有关浮式风机的疲劳问题,中外有部分学者进行了相关研究,但基本是在传统疲劳分析方面,所用方法多是基于疲劳强度-疲劳寿命(S-N)曲线,通过Palmgren-Miner线性疲劳累计损伤理论[4],采用包括简化方法、确定性方法、时域或谱分析方法等进行计算[5-6]。如Withee[7]对张力腿式浮式风机(TLP型)结构的疲劳性能进行了研究,介绍了疲劳损伤计算的详细过程,得到了影响疲劳寿命的循环荷载,并利用雨流计数法得到了应力幅值及应力均值所对应的循环次数,最后得出了该结构的疲劳损伤及疲劳寿命;李浩然[8]针对Spar型海上浮式风机,考虑风、浪以及气动力作用,用雨流计数法对风机塔架的轴向应力时程曲线进行处理,根据不同海况的风浪联合概率分布,运用Miner线性累积损伤原理得到浮式风机塔架底部各点的疲劳累积损伤。
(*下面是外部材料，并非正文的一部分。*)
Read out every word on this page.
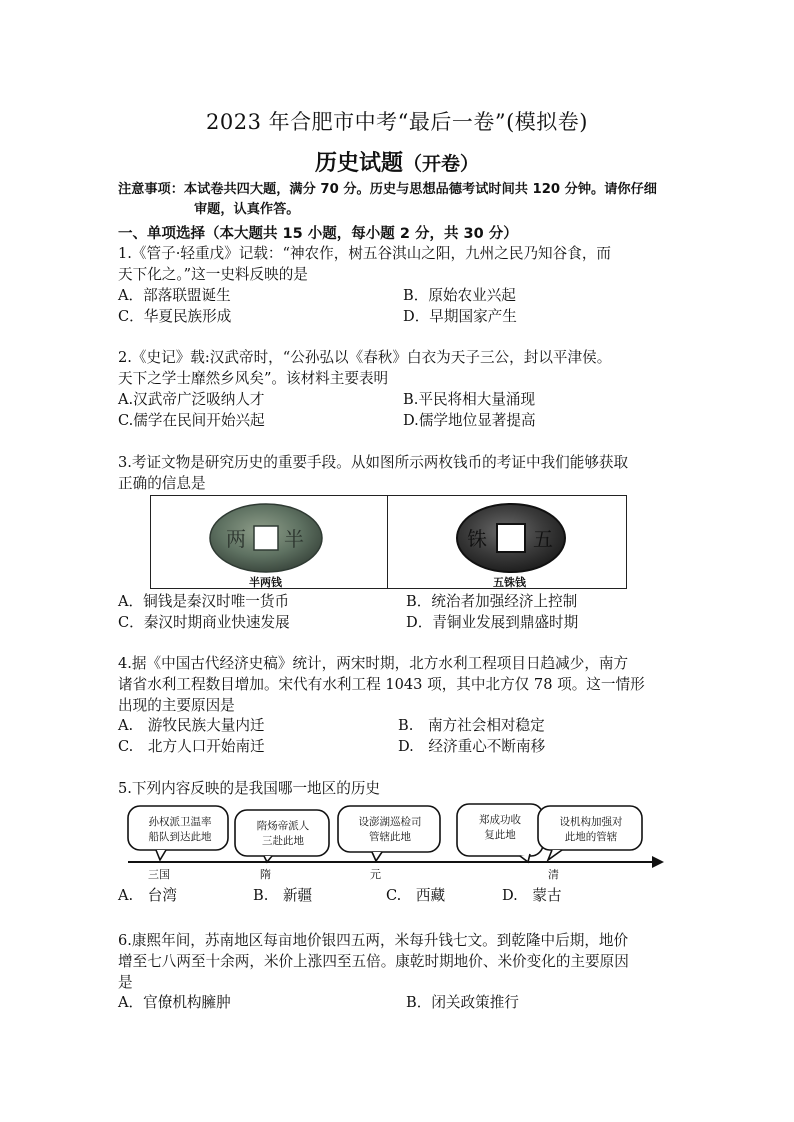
2023 年合肥市中考“最后一卷”(模拟卷)
历史试题（开卷）
注意事项：本试卷共四大题，满分 70 分。历史与思想品德考试时间共 120 分钟。请你仔细
审题，认真作答。
一、单项选择（本大题共 15 小题，每小题 2 分，共 30 分）
1.《管子·轻重戊》记载：“神农作，树五谷淇山之阳，九州之民乃知谷食，而
天下化之。”这一史料反映的是
A．部落联盟诞生	B．原始农业兴起
C．华夏民族形成	D．早期国家产生
2.《史记》载:汉武帝时，“公孙弘以《春秋》白衣为天子三公，封以平津侯。
天下之学士靡然乡风矣”。该材料主要表明
A.汉武帝广泛吸纳人才	B.平民将相大量涌现
C.儒学在民间开始兴起	D.儒学地位显著提高
3.考证文物是研究历史的重要手段。从如图所示两枚钱币的考证中我们能够获取
正确的信息是
两 半	铢 五
半两钱	五铢钱
A．铜钱是秦汉时唯一货币	B．统治者加强经济上控制
C．秦汉时期商业快速发展	D．青铜业发展到鼎盛时期
4.据《中国古代经济史稿》统计，两宋时期，北方水利工程项目日趋减少，南方
诸省水利工程数目增加。宋代有水利工程 1043 项，其中北方仅 78 项。这一情形
出现的主要原因是
A.　游牧民族大量内迁	B.　南方社会相对稳定
C.　北方人口开始南迁	D.　经济重心不断南移
5.下列内容反映的是我国哪一地区的历史
孙权派卫温率
船队到达此地
隋炀帝派人
三赴此地
设澎湖巡检司
管辖此地
郑成功收
复此地
设机构加强对
此地的管辖
三国	隋	元	清
A.　台湾	B.　新疆	C.　西藏	D.　蒙古
6.康熙年间，苏南地区每亩地价银四五两，米每升钱七文。到乾隆中后期，地价
增至七八两至十余两，米价上涨四至五倍。康乾时期地价、米价变化的主要原因
是
A．官僚机构臃肿	B．闭关政策推行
不过,海上浮式风机的疲劳损伤是一个长期积累过程,传统疲劳分析仅能评估风机在一定时间范围内,承受特定环境激励下的疲劳特性,对风机疲劳性能的反映不全面,还应该考虑不同海况的长期分布,即出现概率,对浮式风机进行长期视角下的疲劳分析。因此,对其在预定使用寿命期内经历各种海况条件下的长期疲劳损伤进行评估就尤为重要,对于保证风机在其使用寿命内安全工作具有很大意义。
目前,有关浮式风机长期视角下的疲劳损伤研究报道极少,对于其他海洋工程,如近海固定式风机、浮式采油平台等有部分报道。例如,孙泽利等[9]建立了风、浪作用下固定式海上风机的整体耦合模型,开发了热点应力集中因子和疲劳应力计算模块,结合风浪长期统计分布和线性疲劳累计准则提出了风机结构的长期疲劳分析方法;Low等[10]则对浮式采油平台的长期疲劳评估方法展开了研究,提出了一种基于控制变量和蒙特卡罗模拟的平台长期疲劳计算方法。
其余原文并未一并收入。